The Way of the Crab
- Cover art by David Leri
- Author: Cris Dornaus; Zen Faulkes; Ree Soesbee; Rob Vaux; Christian Vikander; John Wicks;
- Illustrator: Audrey Corman; Liz Danforth; Cris Dornaus; Jason Felix; Carl Frank; Scott James; Scott Johnson; K.C. Lancaster; Bradley K. McDevitt; Ramón K. Pérez; Brian Snoddy;
- Series: Way of the Clans
- Genre: Feudal Japan fantasy
- Publisher: Alderac Entertainment Group
- Publication date: 1998; 28 years ago
- Preceded by: The Way of the Unicorn
- Followed by: The Way of the Crane

= The Way of the Crab =

Fantasy role-playing game supplement

The Way of the Crab, subtitled "Way of the Clans: Book 3", is a supplement published by the Alderac Entertainment Group (AEG) in 1998 for the fantasy role-playing game Legend of the Five Rings Roleplaying Game. It is the third in a series of eleven books describing the clans of Rokugan.

==Contents==
The Way of the Crab describes in detail the Crab Clan, which protects the Emerald Empire from the horrors of the Shadowlands. The book begins with a short story. There are sections describing the history of the clan; its social and political structure; the main families; and profiles of schools only briefly mentioned in the core rulebook. Another chapter introduces new skills, and new advantages and disadvantages — some of which are exclusive to the Crab Clan. Some notable people of the clan are described in detail.
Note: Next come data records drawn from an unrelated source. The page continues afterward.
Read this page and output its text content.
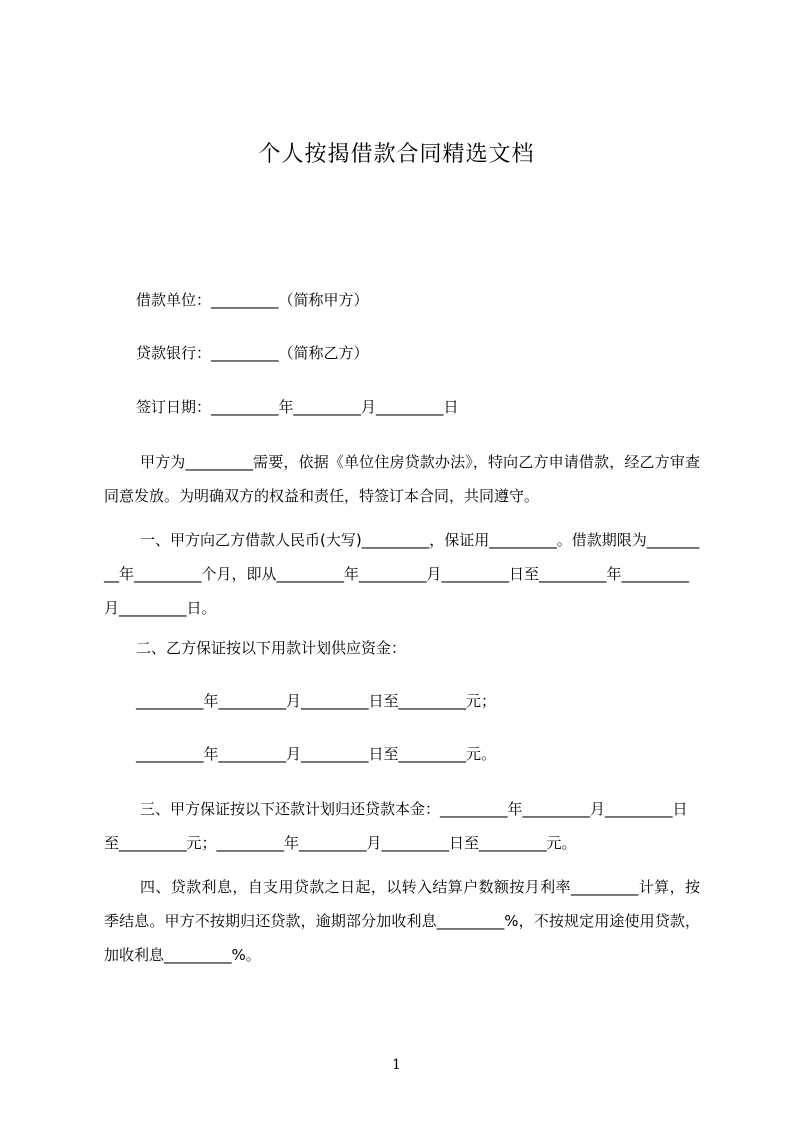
个人按揭借款合同精选文档
借款单位：_________（简称甲方）
贷款银行：_________（简称乙方）
签订日期：_________年_________月_________日
甲方为_________需要，依据《单位住房贷款办法》，特向乙方申请借款，经乙方审查同意发放。为明确双方的权益和责任，特签订本合同，共同遵守。
一、甲方向乙方借款人民币(大写)_________，保证用_________。借款期限为_________年_________个月，即从_________年_________月_________日至_________年_________月_________日。
二、乙方保证按以下用款计划供应资金：
_________年_________月_________日至_________元；
_________年_________月_________日至_________元。
三、甲方保证按以下还款计划归还贷款本金：_________年_________月_________日至_________元；_________年_________月_________日至_________元。
四、贷款利息，自支用贷款之日起，以转入结算户数额按月利率_________计算，按季结息。甲方不按期归还贷款，逾期部分加收利息_________%，不按规定用途使用贷款，加收利息_________%。
1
A two-page spread is dedicated to Crab decks for the Legend of Five Rings collectible card game.

The appendices cover the clan's military strategies, the clan's territories, the Kaiu Wall, an overview of the clan's general philosophy and its relations with other clans, and maps of the Hida Citadel and the Kaiu Wall.

The French edition also includes a scenario called "Entre le Ciel et l'Enfer" ("Between Heaven and Hell").

==Publication history==
The land of Rokugan, a fictional setting based on feudal Japan, was originally published as Legend of the Five Rings by AEG and ISOMEDIA in 1995. Two years later, AEG released Legend of the Five Rings Roleplaying Game, which used the Rokugan setting. Shortly after its release, AEG published the first in a series of supplements about the clans of Rokugan, The Way of the Dragon. The third book in the series, The Way of the Crab, was published in 1998 as a 118-page book written by Cris Dornaus, Zen Faulkes, Ree Soesbee, Rob Vaux, Christian Vikander, and John Wicks, with cover art by David Leri, and interior art by Audrey Corman, Liz Danforth, Cris Dornaus, Jason Felix, Carl Frank, Scott James, Scott Johnson, K.C. Lancaster, Bradley K. McDevitt, Ramón K. Pérez, and Brian Snoddy.

In 1998, Siroz Productions released a French translation titled La Voie du Crab.

==Reception==
In Issue 11 of the French games magazine Backstab, Geoffrey Picard commented, "I confess, I was expecting the worst when I opened this supplement, which was supposed to be full of 'brute force.' However, I must admit that the authors of this supplement have put my mind at ease: they have indeed managed the remarkable feat of making this clan booklet one of the most interesting published to date." Picard noted, "The brilliance of this supplement lies in its ability to reveal the subtlety hidden at the heart of this clan." Picard concluded by giving this book a rating of 7 out of 10, saying, "This supplement is not just useful, it is essential. Because not only does it provide vital information about the game's universe, but above all, it is a key to the world of legends."

Four issues later, Picard reviewed the French edition of this supplement, and commented, "If you've ever wanted to know how to subtly play a big, bad character, this supplement is for you ... [it] will allow you to discover all the subtleties and intelligence of a clan often wrongly considered a bunch of uncouth barbarians." Picard called the book, "an interesting addition to the overall work. It will prove especially indispensable to any game master wishing to send their group of players into the Shadowlands." Of the scenario added to the French edition, Picard reported, "This addition is more than useful, as it wisely shows us that the Crab Clan is a clan like any other, subject to power struggles and influence peddling. This adventure proves that this supplement isn't just for monster slayers." Picard concluded by giving the French edition a rating of 7 out of 10.

In Issue 119 of the French games magazine Casus Belli, Mehdi Sahmi reviewed the French edition of the supplement and noted, "As usual, I bought everything in English. First, because I didn't want to wait ten years for an overpriced translation. Second, because I figured the French version couldn't possibly be better than the original. And then, bam! For the same price, you get a product that's better maintained, better presented, and better written than the American one!" Sahmi pointed out, "The appendices enhance the supplement's quality ... There's something here for everyone." Sahmi concluded, "In addition to the usual Path of information ... [the French translation by] Siroz offers us a brand new scenario. What more could you ask for?"